O mercado vislumbrado pela empresa é o da Ásia, tanto pela abundância de terras quanto pela costa marítima ampla, onde há dificuldade de cultivo. Em Bangladesh, no Sudeste asiático, a empresa possui um contrato comercial em vigor com uma empresa de sementes.
“Nosso foco é tornar as terras não cultivadas novamente cultiváveis, por isso temos três anos de testes de campo e, em comparação com o controle do trigo moderadamente tolerante ao sal, temos um rendimento 52% superior”, comentou a CEO.
A companhia ainda não está oficialmente nesse mercado por questões regulamentares, mas garante que também está em diálogos comerciais com o Paquistão e Omã.
De acordo com Faxö, a OlsAro tem dois caminhos de desenvolvimento, dependendo do cenário regulatório dos mercados que visa. O primeiro está relacionado com um tratamento de sementes com uma substância que introduz uma diversidade genética elevada.
Nesse sentido, a empresa afirma ter mais de 2 mil linhagens de trigo com esse perfil e aposta em comercializar esse tipo de linha. O outro caminho envolve identificar os códigos genéticos que se mostram favoráveis para desenvolver novos “eventos genéticos”.
Dessa forma, a CEO define o modelo de negócios da OlsAro como um “pré-melhorador de sementes”, que atua diretamente com sementeiras.
Arroz salgado
No Canadá, outra startup usa uma técnica de rativação de genes adormecidos para criar um arroz, alimento consumido por mais da metade da população global, resistente ao sal.
A Alora, fundada em 2019 por Rory Hornby e Luke Young, está desenvolvendo o que a própria companhia chama de “a planta terrestre mais tolerante ao sal do planeta”, em um estudo com a Universidade de Guelph, em Ontário.
Nos testes, as plantas geneticamente modificadas são cultivadas em uma água com oito gramas de sal por litro.
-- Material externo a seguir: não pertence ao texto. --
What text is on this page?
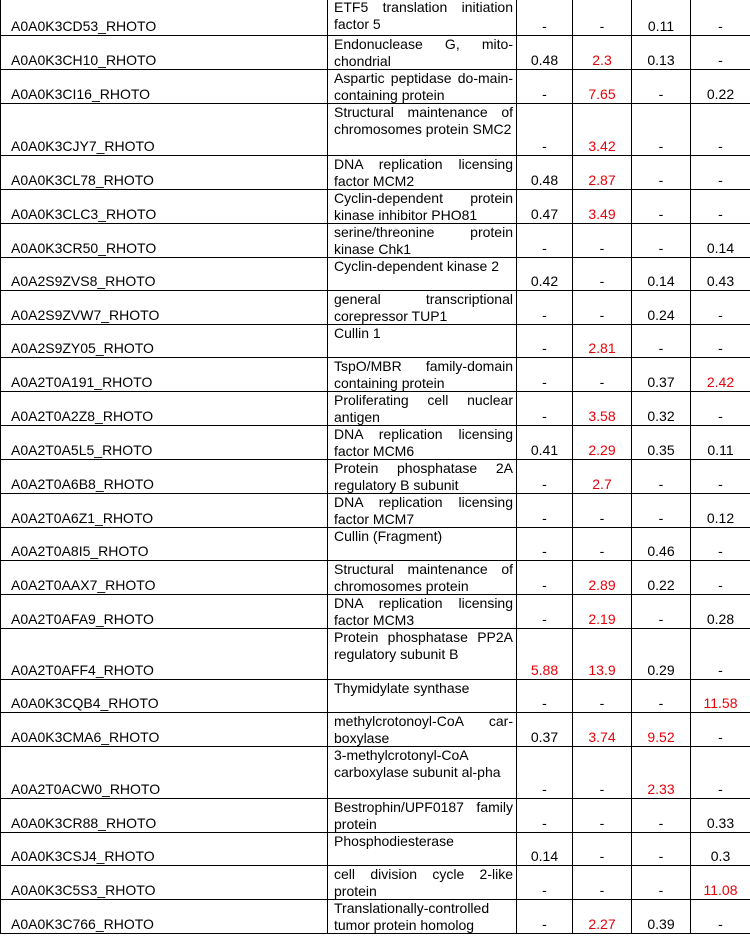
A0A0K3CD53_RHOTO	ETF5 translation initiation factor 5	-	-	0.11	-
A0A0K3CH10_RHOTO	Endonuclease G, mito-chondrial	0.48	2.3	0.13	-
A0A0K3CI16_RHOTO	Aspartic peptidase do-main-containing protein	-	7.65	-	0.22
A0A0K3CJY7_RHOTO	Structural maintenance of chromosomes protein SMC2	-	3.42	-	-
A0A0K3CL78_RHOTO	DNA replication licensing factor MCM2	0.48	2.87	-	-
A0A0K3CLC3_RHOTO	Cyclin-dependent protein kinase inhibitor PHO81	0.47	3.49	-	-
A0A0K3CR50_RHOTO	serine/threonine protein kinase Chk1	-	-	-	0.14
A0A2S9ZVS8_RHOTO	Cyclin-dependent kinase 2	0.42	-	0.14	0.43
A0A2S9ZVW7_RHOTO	general transcriptional corepressor TUP1	-	-	0.24	-
A0A2S9ZY05_RHOTO	Cullin 1	-	2.81	-	-
A0A2T0A191_RHOTO	TspO/MBR family-domain containing protein	-	-	0.37	2.42
A0A2T0A2Z8_RHOTO	Proliferating cell nuclear antigen	-	3.58	0.32	-
A0A2T0A5L5_RHOTO	DNA replication licensing factor MCM6	0.41	2.29	0.35	0.11
A0A2T0A6B8_RHOTO	Protein phosphatase 2A regulatory B subunit	-	2.7	-	-
A0A2T0A6Z1_RHOTO	DNA replication licensing factor MCM7	-	-	-	0.12
A0A2T0A8I5_RHOTO	Cullin (Fragment)	-	-	0.46	-
A0A2T0AAX7_RHOTO	Structural maintenance of chromosomes protein	-	2.89	0.22	-
A0A2T0AFA9_RHOTO	DNA replication licensing factor MCM3	-	2.19	-	0.28
A0A2T0AFF4_RHOTO	Protein phosphatase PP2A regulatory subunit B	5.88	13.9	0.29	-
A0A0K3CQB4_RHOTO	Thymidylate synthase	-	-	-	11.58
A0A0K3CMA6_RHOTO	methylcrotonoyl-CoA car-boxylase	0.37	3.74	9.52	-
A0A2T0ACW0_RHOTO	3-methylcrotonyl-CoA carboxylase subunit al-pha	-	-	2.33	-
A0A0K3CR88_RHOTO	Bestrophin/UPF0187 family protein	-	-	-	0.33
A0A0K3CSJ4_RHOTO	Phosphodiesterase	0.14	-	-	0.3
A0A0K3C5S3_RHOTO	cell division cycle 2-like protein	-	-	-	11.08
A0A0K3C766_RHOTO	Translationally-controlled tumor protein homolog	-	2.27	0.39	-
No mar, a proporção é de cerca de 30 gramas por litro. A ideia, segundo Young, é aumentar a tolerância à salinidade em até 28 gramas no final deste ano.
Caso o teste ocorra com sucesso, a empresa afirma já ter três parceiros prontos para assinar o contrato, o que faria a Alora a começar a gerar receitas.
A empresa quer resolver os problemas da cultura do arroz causados por um uso excessivo de fertilizantes e pela intrusão de água do mar nos aquíferos costeiros.
Num financiamento inicial, a Alora levantou US$ 3,7 milhões em financiamento de investidores, incluindo Toyota Ventures, Sustainable Oceans Alliance e Mistletoe. Até o final do ano que vem, a ideia é levantar uma rodada série A.
A empresa atua com testes em Cingapura, em parceria com uma universidade local, e com o Laboratório Marinho Nacional da Ilha de St. John e tem recebido grupos interessados em estabelecer testes oceânicos e terrestres nas Bahamas, Japão, Bangladesh e também no Brasil.
Do ponto de vista regulamentar, a empresa enfrenta problemas iguais aos da OlsAro. “A edição genética apresenta um caminho um pouco mais fácil para o mercado”, disse Young ao AgFunder News.
Embora o foco inicial da Alora seja o arroz, a tecnologia também pode ser aplicada a diversas outras culturas, incluindo milho e algodão.
O arroz tolerante ao sal não é novo, observou Young, que citou o trabalho do cientista agrícola chinês Yuan Longping, que usou técnicas de melhoramento tradicionais, além de startups como a Red Sea Farms e gigantes agrícolas como a Bayer.
A Alora, contudo, alcançou níveis de tolerância significativamente mais altos através da aplicação da tecnologia CRISPR, de edição genética.